白河結城氏。読みを「ただとも」とも。小峰朝親の子であるが、永享10年(1438)8月までには男子がなかったとみられる白川氏朝の嗣子となっている。生家の小峰氏は白河結城氏の庶流であるので、直朝は庶家から本宗家の家督を継いだことになる。陸奥国白河郡白川城主。
永享4年(1432)、修理大夫に任じられる。
永享12年(1440)に北関東で勃発した結城合戦に際しては、養父の氏朝が幕府から命を受けていたこともあり、白河結城氏の本家筋にあたる下総国結城氏(反幕府方)には与同せず、下野国の那須郡方面へ出陣したようである。
また、この頃より史料では氏朝の名が現れなくなり、代わって直朝の名が散見されるようになるので、代替わりしたものと思われる。

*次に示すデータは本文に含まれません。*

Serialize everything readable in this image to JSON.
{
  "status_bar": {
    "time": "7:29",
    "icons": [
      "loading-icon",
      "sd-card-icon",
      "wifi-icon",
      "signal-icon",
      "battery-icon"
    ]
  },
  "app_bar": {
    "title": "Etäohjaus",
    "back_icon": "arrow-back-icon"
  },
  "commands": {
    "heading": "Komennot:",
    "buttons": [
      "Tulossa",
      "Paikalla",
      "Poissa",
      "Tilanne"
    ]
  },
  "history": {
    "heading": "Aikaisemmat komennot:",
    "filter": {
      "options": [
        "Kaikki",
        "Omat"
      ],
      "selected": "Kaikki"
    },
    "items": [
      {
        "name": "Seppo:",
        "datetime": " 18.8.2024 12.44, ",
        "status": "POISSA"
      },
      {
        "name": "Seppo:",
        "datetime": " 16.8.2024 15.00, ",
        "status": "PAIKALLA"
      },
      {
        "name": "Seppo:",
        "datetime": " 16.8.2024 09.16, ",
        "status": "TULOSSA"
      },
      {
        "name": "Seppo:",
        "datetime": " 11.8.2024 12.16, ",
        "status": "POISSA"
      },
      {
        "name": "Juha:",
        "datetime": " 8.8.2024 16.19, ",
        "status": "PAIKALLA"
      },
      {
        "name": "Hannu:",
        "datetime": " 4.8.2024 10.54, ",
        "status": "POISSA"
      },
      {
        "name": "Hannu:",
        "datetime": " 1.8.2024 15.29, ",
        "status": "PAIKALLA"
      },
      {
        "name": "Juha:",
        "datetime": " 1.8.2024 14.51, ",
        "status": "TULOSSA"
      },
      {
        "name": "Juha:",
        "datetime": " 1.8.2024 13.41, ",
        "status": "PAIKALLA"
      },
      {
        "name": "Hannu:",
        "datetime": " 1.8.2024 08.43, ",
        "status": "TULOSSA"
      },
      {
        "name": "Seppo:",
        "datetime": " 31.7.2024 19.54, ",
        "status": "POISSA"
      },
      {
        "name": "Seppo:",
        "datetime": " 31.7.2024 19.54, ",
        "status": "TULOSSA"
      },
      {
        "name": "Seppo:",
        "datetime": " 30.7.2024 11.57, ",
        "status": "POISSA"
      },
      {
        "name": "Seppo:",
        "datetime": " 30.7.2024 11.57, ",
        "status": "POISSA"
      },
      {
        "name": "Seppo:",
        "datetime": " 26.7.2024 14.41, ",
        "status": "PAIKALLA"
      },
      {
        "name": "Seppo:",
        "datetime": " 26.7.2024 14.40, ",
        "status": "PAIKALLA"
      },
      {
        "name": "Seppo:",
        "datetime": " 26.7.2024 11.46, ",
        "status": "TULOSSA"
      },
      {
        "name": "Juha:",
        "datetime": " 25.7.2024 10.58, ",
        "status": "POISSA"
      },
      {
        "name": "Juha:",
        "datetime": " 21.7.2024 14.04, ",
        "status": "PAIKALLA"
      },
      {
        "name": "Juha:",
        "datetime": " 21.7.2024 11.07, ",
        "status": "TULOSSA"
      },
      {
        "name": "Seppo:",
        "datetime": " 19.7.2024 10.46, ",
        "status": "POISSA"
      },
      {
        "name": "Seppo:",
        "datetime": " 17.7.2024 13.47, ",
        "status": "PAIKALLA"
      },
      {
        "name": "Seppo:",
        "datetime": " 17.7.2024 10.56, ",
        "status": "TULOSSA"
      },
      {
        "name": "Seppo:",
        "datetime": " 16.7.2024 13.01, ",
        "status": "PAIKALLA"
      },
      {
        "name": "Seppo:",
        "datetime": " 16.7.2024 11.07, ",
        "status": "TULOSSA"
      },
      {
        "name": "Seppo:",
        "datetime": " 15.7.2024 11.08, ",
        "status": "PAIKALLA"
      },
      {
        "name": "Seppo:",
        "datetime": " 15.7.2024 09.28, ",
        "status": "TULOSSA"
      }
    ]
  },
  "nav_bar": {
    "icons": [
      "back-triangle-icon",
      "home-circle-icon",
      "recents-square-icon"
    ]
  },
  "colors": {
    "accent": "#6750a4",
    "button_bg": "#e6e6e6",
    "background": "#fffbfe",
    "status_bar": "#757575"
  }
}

宝徳3年(1451)から享徳2年(1453)にかけての陸奥国会津の蘆名氏の内訌に際しては、蘆名氏当主の蘆名盛詮を支援して介入した。
享徳3年(1454)末、関東地方では享徳の乱と称される古河公方・足利成氏と関東管領の上杉氏一派による大規模な対立抗争が勃発する。この抗争に幕府は上杉方を支援し、京都扶持衆であった白河結城氏も上杉方に与したと思われるが、主力としての軍事行動は見受けられない。
康正2年(1456)4月、足利成氏に敵対していた宇都宮等綱から、支援の見返りとして下野国の塩谷3ヶ郷、武茂12ヶ郷を譲り受けた。また、この年か翌年には没落して逃れてきた等綱を、白河に庇護している。
翌康正3年(1457)4月には室町幕府8代将軍の足利義政より陸奥国南域の幕府方勢力の中心として重んじられ、義政庶兄の足利政知(のちの堀越公方)や宇都宮等綱の支援を命じられている。また文明3年(1471)頃には下野国の那須氏の内訌を調停するなど、北関東の諸氏にまで影響力を及ぼし、白河結城氏の最盛期を現出した。
文正元年(1466)8月には道朝と号している。
生没年ともに不詳だが、文明19年(1487)までは存命が確認できる。関川院と称す。